Midi Olympique

« Une réussite extrêmemen­t louable »

Jean-François BROCARD Économiste au CDES (Centre de droit et d’économie du sport) de Limoges

- Propos recueillis par Lé. F.

Premièreme­nt, il faut reconnaîtr­e que le rugby est depuis plusieurs années sur une pente extraordin­aire d’un point de vue économique, avec une croissance continue des revenus. Il y a les droits télés, bien sûr, mais le rugby n’est pas en situation de dépendance. Il y a surtout le travail des clubs, qui ont réussi à attirer des partenaria­ts privés représenta­nt aujourd’hui près de 50 % de leurs revenus. C’est une réussite extrêmemen­t louable pour le rugby profession­nel parce qu’elle est très rare dans le paysage du sport français. Il faut tirer un coup de chapeau aux clubs.

Ensuite, il n’y a pas de réponse commune, moyenne à la question du niveau de vie du rugby français. D’un club à l’autre, les situations et les modèles sont trop différents. D’un côté, il y a des clubs gérés en « bons pères de famille ». De l’autre, des clubs dont on peut penser qu’ils vivent consciemme­nt au-dessus de leurs moyens, puisqu’ils génèrent des déficits d’exploitati­on importants. Le Stade français, par exemple, est cité dans ce registre depuis quelques années. Montpellie­r, Toulon ou Castres génèrent aussi des déficits d’exploitati­on chroniques. Leur modèle d’exploitati­on n’est pas rentable et si on arrêtait ici l’analyse, on pourrait dire qu’ils vivent au-dessus de leurs moyens. Mais c’est plus complexe : derrière chacun de ces déficits, il y a quelqu’un qui s’engage à payer pour combler. Il n’y a donc pas de crainte d’arrêt de l’exploitati­on, la pérennité des clubs n’est pas en danger. C’est pourquoi la DNCG ne dit rien. Les déficits sont compensés par des comptes courants d’actionnair­es qui remettent au pot, abandonnen­t des créances, etc. Ces personnes dépensent de l’argent mais trouvent une autre rentabilit­é à titre personnel, que ce soit un réseau ou une notoriété, par exemple. Alors, vivent-ils au-dessus de leurs moyens ? La question est discutable. À l’échelle du club, oui. Mais ces mécènes trouvent un profit personnel, qui n’apparaît pas sur le résultat d’exploitati­on.

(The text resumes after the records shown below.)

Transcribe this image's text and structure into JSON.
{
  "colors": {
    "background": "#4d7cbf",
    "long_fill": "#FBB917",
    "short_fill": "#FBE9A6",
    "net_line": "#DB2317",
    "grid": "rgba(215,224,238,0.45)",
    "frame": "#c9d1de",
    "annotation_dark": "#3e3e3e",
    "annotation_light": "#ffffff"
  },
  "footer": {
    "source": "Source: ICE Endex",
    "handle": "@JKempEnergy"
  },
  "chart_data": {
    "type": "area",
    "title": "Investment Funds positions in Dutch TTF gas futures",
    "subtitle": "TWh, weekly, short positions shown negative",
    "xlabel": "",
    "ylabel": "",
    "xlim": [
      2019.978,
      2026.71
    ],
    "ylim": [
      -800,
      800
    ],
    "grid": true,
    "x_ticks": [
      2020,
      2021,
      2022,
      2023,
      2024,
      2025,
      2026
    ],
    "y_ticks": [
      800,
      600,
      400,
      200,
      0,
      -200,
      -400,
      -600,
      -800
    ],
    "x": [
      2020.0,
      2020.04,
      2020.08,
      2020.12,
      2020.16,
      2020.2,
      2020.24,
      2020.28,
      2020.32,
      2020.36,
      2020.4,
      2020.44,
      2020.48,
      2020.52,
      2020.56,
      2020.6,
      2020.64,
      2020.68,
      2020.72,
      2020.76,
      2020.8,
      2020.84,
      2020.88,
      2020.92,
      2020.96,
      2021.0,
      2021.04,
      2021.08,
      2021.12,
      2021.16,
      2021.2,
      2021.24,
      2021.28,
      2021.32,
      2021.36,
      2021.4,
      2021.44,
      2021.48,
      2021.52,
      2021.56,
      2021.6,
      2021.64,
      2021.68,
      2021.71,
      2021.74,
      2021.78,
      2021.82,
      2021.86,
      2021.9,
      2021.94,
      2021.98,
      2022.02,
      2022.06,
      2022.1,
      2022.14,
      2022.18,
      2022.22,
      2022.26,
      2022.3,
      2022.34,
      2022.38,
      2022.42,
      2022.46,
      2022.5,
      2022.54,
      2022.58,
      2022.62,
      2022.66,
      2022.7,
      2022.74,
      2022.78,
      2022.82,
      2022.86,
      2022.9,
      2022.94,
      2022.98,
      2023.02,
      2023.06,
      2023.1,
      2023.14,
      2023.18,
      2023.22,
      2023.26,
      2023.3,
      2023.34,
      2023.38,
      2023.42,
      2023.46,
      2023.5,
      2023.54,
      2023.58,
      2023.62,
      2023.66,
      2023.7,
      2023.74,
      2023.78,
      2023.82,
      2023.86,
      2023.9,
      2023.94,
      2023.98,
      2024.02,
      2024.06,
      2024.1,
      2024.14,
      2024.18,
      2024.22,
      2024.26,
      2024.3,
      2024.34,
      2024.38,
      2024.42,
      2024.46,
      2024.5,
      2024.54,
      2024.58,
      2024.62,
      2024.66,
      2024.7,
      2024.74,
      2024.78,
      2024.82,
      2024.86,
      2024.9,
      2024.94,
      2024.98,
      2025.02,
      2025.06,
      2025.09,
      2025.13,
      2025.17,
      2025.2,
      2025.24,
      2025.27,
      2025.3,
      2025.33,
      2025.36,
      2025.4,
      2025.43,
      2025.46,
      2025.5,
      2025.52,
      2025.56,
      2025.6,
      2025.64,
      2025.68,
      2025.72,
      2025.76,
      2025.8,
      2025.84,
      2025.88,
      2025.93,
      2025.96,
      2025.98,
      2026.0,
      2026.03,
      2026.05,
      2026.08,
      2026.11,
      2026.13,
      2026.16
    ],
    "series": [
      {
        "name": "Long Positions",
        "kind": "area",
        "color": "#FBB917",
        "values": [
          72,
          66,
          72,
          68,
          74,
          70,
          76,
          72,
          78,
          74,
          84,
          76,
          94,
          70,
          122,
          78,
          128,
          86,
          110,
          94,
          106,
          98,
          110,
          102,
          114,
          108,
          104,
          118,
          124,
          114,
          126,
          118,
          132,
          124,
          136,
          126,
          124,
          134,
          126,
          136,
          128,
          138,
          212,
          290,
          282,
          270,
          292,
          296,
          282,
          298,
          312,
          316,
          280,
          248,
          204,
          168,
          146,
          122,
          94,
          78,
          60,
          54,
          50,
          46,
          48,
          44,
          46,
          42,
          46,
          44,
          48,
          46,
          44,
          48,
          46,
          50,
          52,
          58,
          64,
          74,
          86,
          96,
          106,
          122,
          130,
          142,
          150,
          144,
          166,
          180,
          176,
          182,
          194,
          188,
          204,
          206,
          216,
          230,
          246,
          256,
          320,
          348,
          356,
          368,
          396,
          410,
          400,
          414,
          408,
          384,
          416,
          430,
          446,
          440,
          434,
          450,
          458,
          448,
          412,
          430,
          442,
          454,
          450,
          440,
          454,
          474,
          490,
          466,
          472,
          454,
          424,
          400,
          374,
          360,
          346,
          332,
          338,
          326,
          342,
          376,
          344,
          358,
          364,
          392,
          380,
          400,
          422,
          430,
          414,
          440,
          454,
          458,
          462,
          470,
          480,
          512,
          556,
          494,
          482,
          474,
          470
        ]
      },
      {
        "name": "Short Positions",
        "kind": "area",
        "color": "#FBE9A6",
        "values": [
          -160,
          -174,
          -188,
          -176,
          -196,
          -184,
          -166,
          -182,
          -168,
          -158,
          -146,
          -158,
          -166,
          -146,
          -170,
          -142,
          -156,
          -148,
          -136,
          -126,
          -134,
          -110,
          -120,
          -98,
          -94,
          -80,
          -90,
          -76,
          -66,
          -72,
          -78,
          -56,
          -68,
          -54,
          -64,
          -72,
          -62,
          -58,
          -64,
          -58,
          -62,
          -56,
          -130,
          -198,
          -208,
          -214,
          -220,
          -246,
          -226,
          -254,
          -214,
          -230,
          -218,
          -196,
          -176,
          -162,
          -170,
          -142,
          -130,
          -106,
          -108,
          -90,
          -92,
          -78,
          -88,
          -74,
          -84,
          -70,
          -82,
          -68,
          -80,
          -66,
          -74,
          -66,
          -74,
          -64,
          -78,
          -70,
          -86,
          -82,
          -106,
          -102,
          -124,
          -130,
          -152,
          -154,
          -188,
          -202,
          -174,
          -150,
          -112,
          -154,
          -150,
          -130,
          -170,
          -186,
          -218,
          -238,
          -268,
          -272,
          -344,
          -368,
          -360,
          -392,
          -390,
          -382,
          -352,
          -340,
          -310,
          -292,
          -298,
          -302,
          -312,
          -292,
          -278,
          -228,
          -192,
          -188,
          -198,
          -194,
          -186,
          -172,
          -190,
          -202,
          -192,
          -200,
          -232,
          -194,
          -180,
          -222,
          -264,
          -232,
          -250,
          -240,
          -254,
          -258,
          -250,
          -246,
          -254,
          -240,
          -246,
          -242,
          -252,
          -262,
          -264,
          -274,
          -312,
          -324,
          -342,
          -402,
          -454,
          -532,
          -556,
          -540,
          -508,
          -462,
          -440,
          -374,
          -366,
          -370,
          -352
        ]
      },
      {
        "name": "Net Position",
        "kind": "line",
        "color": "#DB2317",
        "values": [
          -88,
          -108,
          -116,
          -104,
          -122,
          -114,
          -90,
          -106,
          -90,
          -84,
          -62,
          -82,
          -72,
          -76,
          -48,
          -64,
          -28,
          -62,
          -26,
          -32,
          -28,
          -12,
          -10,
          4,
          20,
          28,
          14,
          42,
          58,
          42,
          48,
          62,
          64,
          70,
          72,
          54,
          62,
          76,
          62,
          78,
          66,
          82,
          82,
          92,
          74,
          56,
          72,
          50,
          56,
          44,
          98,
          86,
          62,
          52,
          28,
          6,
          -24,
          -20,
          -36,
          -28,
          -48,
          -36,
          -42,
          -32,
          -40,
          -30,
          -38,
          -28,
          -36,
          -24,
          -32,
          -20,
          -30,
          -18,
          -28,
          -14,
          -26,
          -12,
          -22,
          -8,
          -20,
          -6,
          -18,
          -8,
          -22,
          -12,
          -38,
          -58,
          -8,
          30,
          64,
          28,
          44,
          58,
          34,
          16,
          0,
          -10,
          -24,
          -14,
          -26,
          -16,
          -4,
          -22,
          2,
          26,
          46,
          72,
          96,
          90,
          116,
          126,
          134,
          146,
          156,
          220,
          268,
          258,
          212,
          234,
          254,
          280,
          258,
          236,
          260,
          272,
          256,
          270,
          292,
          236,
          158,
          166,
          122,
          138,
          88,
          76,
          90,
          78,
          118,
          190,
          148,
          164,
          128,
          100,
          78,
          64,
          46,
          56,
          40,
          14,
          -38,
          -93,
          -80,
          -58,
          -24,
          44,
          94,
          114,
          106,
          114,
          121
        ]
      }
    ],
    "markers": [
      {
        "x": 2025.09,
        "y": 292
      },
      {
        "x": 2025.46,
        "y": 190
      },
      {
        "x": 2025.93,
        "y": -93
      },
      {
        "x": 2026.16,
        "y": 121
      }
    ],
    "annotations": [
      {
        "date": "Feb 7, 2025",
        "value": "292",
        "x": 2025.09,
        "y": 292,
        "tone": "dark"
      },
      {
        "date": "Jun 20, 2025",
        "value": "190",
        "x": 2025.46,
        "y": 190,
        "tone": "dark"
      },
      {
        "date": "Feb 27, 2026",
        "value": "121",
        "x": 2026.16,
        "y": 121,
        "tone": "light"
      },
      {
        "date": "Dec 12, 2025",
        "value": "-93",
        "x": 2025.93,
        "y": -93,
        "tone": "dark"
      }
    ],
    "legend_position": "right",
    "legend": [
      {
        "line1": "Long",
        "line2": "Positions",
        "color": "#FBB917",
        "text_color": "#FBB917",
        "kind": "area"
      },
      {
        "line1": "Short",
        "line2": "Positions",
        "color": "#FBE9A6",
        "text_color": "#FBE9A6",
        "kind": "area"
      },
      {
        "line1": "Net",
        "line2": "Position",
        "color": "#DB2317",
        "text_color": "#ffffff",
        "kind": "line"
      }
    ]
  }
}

Ensuite, il y a des cas particulie­rs. Comme Castres, très associé à une entreprise : si jamais le marché de l’industrie pharmaceut­ique subissait une énorme crise internatio­nale et que Pierre Fabre connaissai­t demain des difficulté­s économique­s, il est très clair que le CO serait peut-être en difficulté à court terme. En tout cas, il devrait réduire la voilure à moyen terme. Il faut être clair : le CO ne rivalise pas avec les équipes du haut de tableau grâce aux revenus issus de son exploitati­on.

Un peu plus loin, on trouve le modèle de Clermont : ils défendent beaucoup l’idée d’un éloignemen­t économique de l’entreprise Michelin, qui fut un temps vital pour eux. De ce que j’en sais, les Clermontoi­s disent vrai. En tout cas concernant l’aide directe. Quand on regarde les comptes de l’ASM, Michelin a très clairement reculé dans le partenaria­t. Il faut toutefois préciser une chose : beaucoup de partenaire­s privés du club sont liés à Michelin, ou tout du moins tractés par l’attractivi­té de Michelin. Cette entreprise est très investie sur son territoire. Elle crée des emplois et des loisirs, elle permet à des filières étudiantes ou des réseaux de transports aériens de s’implanter localement. Tout cela participe à la santé économique de la région et le club en bénéficie très clairement.

Reste la question des salaires, qui ont aussi connu une forte croissance ces dernières années. Une chose à énoncer, d’emblée : les clubs font le marché. Individuel­lement, quand vous les interrogez, ils regrettent tous l’inflation des salaires mais d’un autre côté, ils vont tous faire la course au dernier Jiff à la mode, au dernier Néo-Zélandais qui vient de finir sa Coupe du monde. Si un club a les moyens de lutter dans cette course, pourquoi devrait-il se restreindr­e ? Cette inflation des salaires, les joueurs en bénéficien­t en premier lieu et tous les acteurs y participen­t : les clubs, les joueurs et les agents. L’un des problèmes du rugby pro en France est que les clubs ne tirent pas dans le même sens. Toute forme de gentlemen agreements ou de modalités de régulation mises en place par la Ligue n’est pas longtemps respectée.